Thursday, Aug 11, 2022

Be A Sport, Da

Be it chess champs or athletes, the south has more. How come?

Be A Sport, Da Be A Sport, Da

In chess, it's the cream. India's top three men and women—all hail from the south. Among them, world champ Vishwanathan Anand (Chennai) and world no. 2 Koneru Humpy (Vijayawada). But it's not just the cerebral stuff where the south rules—as the stereotyping might go. There's a persistent mythology about the sheer physicality of sport being more suited to the 'rugged' northern type. Now, look at the facts. (Take a deep breath, it's a huge list.) Bangalore's Mahesh Bhupathi and Hyderabad's Sania Mirza have flirted with the world's best in tennis. Last year, Kerala's Geethu Anna Jose became India's first woman basketball player to venture overseas as a professional, and Chennai squash player Joshna Chinnappa has risen to world no. 41. And a couple of years ago, Coimbatore's Narain Karthikeyan chased a seemingly impossible dream, becoming the first Indian to race Formula One.

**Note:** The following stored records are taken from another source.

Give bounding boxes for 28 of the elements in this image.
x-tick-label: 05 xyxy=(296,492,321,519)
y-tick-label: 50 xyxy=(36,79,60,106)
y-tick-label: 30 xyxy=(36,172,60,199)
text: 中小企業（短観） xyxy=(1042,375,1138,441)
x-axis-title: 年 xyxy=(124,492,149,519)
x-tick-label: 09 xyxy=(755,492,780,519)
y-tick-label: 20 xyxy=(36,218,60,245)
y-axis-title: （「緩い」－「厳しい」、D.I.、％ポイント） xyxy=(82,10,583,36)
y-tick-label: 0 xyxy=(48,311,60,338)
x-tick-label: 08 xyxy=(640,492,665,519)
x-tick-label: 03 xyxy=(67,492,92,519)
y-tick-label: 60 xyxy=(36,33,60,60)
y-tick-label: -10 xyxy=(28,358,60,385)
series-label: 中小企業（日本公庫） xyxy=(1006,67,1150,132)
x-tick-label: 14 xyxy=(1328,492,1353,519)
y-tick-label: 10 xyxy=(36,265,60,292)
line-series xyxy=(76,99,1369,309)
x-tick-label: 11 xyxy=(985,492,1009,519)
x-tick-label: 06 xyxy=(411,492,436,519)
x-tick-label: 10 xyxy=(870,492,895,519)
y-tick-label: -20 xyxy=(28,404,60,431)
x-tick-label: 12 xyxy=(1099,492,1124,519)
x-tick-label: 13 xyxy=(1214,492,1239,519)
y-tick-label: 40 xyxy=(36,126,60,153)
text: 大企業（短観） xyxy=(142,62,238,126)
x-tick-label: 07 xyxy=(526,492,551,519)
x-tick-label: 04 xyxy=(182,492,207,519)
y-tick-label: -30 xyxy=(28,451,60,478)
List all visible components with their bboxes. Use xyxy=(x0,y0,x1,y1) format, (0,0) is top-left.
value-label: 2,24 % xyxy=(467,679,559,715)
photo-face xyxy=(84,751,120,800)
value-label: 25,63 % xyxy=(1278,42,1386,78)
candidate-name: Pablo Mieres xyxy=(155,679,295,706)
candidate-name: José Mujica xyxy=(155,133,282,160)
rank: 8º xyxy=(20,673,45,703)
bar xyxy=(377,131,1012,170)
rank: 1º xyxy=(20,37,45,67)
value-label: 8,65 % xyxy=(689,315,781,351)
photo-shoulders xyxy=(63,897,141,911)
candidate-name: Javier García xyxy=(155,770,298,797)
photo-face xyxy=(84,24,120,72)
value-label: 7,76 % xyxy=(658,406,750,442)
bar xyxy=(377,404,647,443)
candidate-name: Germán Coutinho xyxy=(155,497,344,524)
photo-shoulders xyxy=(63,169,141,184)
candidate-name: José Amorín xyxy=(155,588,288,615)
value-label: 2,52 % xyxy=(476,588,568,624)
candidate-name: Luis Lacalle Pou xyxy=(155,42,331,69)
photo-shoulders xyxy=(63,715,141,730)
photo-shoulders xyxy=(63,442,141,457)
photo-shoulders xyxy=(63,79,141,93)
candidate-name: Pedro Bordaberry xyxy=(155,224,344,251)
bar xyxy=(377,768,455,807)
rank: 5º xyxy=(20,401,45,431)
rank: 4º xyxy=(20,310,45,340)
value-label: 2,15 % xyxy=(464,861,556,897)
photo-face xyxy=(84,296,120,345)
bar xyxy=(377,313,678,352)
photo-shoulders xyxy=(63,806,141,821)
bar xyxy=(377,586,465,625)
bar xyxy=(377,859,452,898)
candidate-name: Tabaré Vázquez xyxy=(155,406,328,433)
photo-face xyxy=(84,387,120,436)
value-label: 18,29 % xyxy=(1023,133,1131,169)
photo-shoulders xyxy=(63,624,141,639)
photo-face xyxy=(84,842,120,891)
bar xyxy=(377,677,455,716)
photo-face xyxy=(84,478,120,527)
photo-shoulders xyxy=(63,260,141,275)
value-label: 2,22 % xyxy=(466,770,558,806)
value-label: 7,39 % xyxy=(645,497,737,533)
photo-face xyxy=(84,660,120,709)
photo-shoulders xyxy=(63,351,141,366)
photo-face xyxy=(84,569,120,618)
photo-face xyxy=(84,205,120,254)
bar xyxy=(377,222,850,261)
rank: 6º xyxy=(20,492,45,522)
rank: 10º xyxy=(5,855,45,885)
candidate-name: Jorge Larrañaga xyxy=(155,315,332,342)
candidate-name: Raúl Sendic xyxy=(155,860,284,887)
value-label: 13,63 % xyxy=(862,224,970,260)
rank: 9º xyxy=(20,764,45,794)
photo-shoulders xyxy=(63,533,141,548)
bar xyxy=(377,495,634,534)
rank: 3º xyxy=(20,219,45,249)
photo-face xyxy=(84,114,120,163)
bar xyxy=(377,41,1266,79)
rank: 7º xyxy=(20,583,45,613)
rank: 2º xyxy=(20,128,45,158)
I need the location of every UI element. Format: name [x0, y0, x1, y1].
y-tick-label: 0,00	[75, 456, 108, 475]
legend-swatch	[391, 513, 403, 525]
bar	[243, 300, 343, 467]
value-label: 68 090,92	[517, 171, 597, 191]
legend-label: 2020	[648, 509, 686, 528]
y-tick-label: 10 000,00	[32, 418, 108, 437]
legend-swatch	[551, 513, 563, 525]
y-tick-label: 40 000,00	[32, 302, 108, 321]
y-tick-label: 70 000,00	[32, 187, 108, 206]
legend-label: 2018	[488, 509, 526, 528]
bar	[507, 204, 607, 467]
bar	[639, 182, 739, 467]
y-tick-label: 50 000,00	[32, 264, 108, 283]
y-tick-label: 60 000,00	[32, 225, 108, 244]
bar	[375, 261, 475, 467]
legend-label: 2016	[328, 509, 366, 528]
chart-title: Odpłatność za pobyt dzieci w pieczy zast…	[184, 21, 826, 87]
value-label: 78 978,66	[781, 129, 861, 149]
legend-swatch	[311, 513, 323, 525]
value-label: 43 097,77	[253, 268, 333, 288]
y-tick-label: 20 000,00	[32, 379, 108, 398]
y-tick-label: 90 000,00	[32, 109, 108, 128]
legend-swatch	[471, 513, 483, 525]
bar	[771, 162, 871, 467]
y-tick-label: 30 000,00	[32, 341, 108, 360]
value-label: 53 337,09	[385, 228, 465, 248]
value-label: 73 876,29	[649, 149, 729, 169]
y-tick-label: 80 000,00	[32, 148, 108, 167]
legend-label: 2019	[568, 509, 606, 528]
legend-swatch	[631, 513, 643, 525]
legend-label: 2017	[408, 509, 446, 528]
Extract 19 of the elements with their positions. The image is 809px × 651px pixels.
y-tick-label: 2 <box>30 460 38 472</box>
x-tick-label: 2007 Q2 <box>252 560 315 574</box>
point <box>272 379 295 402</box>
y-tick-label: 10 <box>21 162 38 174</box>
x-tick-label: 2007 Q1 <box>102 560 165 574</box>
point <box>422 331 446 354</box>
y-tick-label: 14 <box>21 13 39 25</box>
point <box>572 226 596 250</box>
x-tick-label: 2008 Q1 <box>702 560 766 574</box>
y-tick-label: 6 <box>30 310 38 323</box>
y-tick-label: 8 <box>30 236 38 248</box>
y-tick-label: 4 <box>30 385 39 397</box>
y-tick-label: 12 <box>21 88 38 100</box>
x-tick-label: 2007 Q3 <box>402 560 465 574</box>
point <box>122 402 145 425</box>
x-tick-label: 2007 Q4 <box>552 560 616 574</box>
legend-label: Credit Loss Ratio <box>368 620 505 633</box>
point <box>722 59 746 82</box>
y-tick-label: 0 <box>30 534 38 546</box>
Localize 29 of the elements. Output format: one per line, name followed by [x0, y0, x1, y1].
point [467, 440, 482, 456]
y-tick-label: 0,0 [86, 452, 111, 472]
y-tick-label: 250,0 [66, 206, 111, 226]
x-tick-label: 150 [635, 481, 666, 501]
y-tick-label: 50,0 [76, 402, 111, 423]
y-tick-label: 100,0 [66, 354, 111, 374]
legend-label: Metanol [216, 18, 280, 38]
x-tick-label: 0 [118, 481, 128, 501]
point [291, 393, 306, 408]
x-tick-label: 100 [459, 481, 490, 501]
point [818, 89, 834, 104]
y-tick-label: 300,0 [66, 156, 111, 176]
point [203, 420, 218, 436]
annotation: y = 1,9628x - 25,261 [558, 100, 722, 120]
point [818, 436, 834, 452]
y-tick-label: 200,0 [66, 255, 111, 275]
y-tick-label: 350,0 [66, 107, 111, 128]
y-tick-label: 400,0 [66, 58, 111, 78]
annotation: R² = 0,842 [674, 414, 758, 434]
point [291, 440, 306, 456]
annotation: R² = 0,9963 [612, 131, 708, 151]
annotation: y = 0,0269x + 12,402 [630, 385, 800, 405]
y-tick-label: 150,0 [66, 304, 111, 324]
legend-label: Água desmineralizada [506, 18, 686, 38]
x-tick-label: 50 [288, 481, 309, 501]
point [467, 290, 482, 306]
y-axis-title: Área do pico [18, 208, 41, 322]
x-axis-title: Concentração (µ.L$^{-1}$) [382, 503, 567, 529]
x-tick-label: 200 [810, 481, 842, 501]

Karnam Malleswari, in the protein-rich discipline of weightlifting, has etched herself a place in Indian sporting history by winning an Olympic bronze medal in 2000. The legends of P.T. Usha and Shiny Wilson's feats on the athletics track will be narrated with pride for some time. Shiny was the first Indian woman to make it to the semi-finals at an Olympic event—Usha went a step further and qualified for the final, missing the bronze medal by a whisker. Kerala's Anju Bobby George became the first Indian to win a medal at the World Athletics Championships.